Appellate courts have reached different conclusions on whether the amended statute applies retroactively to convictions that are not yet final on the effective date of the new law. Some hold amended section 4019 applies retroactively because the amendments mitigate punishment. Others hold amended section 4019 does not apply retroactively because the Legislature inferably did not intend it to apply retroactively. The California Supreme Court is currently reviewing the issue. (See People v. Brown (2010) 182 Cal.App.4th 1354, review granted June 9, 2010, S181963 [amendments apply retroactively]; People v. Rodriguez (2010) 183 Cal.App.4th 1, review granted June 9, 2010, S181808 [amendments prospective only]; see also People v. House (2010) 183 Cal.App.4th 1049, review granted June 23, 2010, S182813; People v. Landon (2010) 183 Cal.App.4th 1096, review granted June 23, 2010, S182808; People v. Pelayo (2010) 184 Cal.App.4th 481, review granted July 21, 2010, S183552; People v. Otubuah (2010) 184 Cal.App.4th 422, review granted July 21, 2010, S184314; People v. Hopkins (2010) 184 Cal.App.4th 615, review granted July 28, 2010, S183724; People v. Norton (2010) 184 Cal.App.4th 408, review granted Aug. 11, 2010, S183260; People v. Keating (2010) 185 Cal.App.4th 364, review granted Sep. 22, 2010, S184354; People v. Eusebio (2010) 185 Cal.App.4th 990, review granted Sep. 22, 2010, S184957; People v. Bacon (2010) 186 Cal.App.4th 333, review granted Oct. 13, 2010, S184782.)

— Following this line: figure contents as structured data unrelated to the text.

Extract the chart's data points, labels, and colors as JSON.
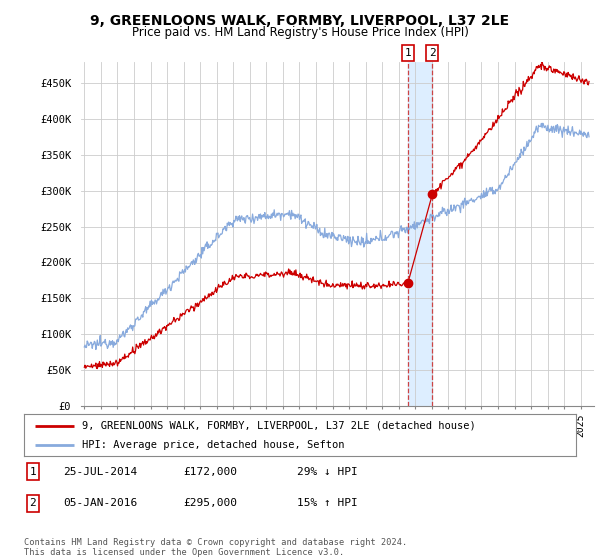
{
  "title": "9, GREENLOONS WALK, FORMBY, LIVERPOOL, L37 2LE",
  "subtitle": "Price paid vs. HM Land Registry's House Price Index (HPI)",
  "ylim": [
    0,
    480000
  ],
  "yticks": [
    0,
    50000,
    100000,
    150000,
    200000,
    250000,
    300000,
    350000,
    400000,
    450000
  ],
  "ytick_labels": [
    "£0",
    "£50K",
    "£100K",
    "£150K",
    "£200K",
    "£250K",
    "£300K",
    "£350K",
    "£400K",
    "£450K"
  ],
  "legend_line1": "9, GREENLOONS WALK, FORMBY, LIVERPOOL, L37 2LE (detached house)",
  "legend_line2": "HPI: Average price, detached house, Sefton",
  "transaction1_label": "1",
  "transaction1_date": "25-JUL-2014",
  "transaction1_price": "£172,000",
  "transaction1_hpi": "29% ↓ HPI",
  "transaction2_label": "2",
  "transaction2_date": "05-JAN-2016",
  "transaction2_price": "£295,000",
  "transaction2_hpi": "15% ↑ HPI",
  "footer": "Contains HM Land Registry data © Crown copyright and database right 2024.\nThis data is licensed under the Open Government Licence v3.0.",
  "property_color": "#cc0000",
  "hpi_color": "#88aadd",
  "vline_color": "#cc4444",
  "shade_color": "#ddeeff",
  "grid_color": "#cccccc",
  "background_color": "#ffffff",
  "transaction1_year": 2014.56,
  "transaction2_year": 2016.03,
  "transaction1_price_val": 172000,
  "transaction2_price_val": 295000
}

Recognizing resolution of the issue is subject to further guidance by the Supreme Court, we conclude the former is more persuasive than the latter view. Accordingly, we conclude amended section 4019 applies retroactively to this case and we remand the matter to the trial court for a determination of any additional presentence credits to which Esquivel may be entitled.
DISPOSITION
The matter is remanded to the trial court to determine any additional presentence credits to which Esquivel may be entitled under Penal Code section 4019, modify the sentencing records accordingly, and forward a certified copy of the amended abstract of judgment to the Department of Corrections and Rehabilitation. The judgment is affirmed in all other respects.
I CONCUR: McDONALD, J.
BENKE, J., dissenting and concurring.
For the reasons stated in People v. Zarate (Feb. 14, 2011, D056837) ____ Cal.App.4th ____ [2011 D.A.R. 2423], I conclude Esquivel is not entitled to the presentence credit he requests under Penal Code section 4019. In all other respects, I agree with the majority opinion.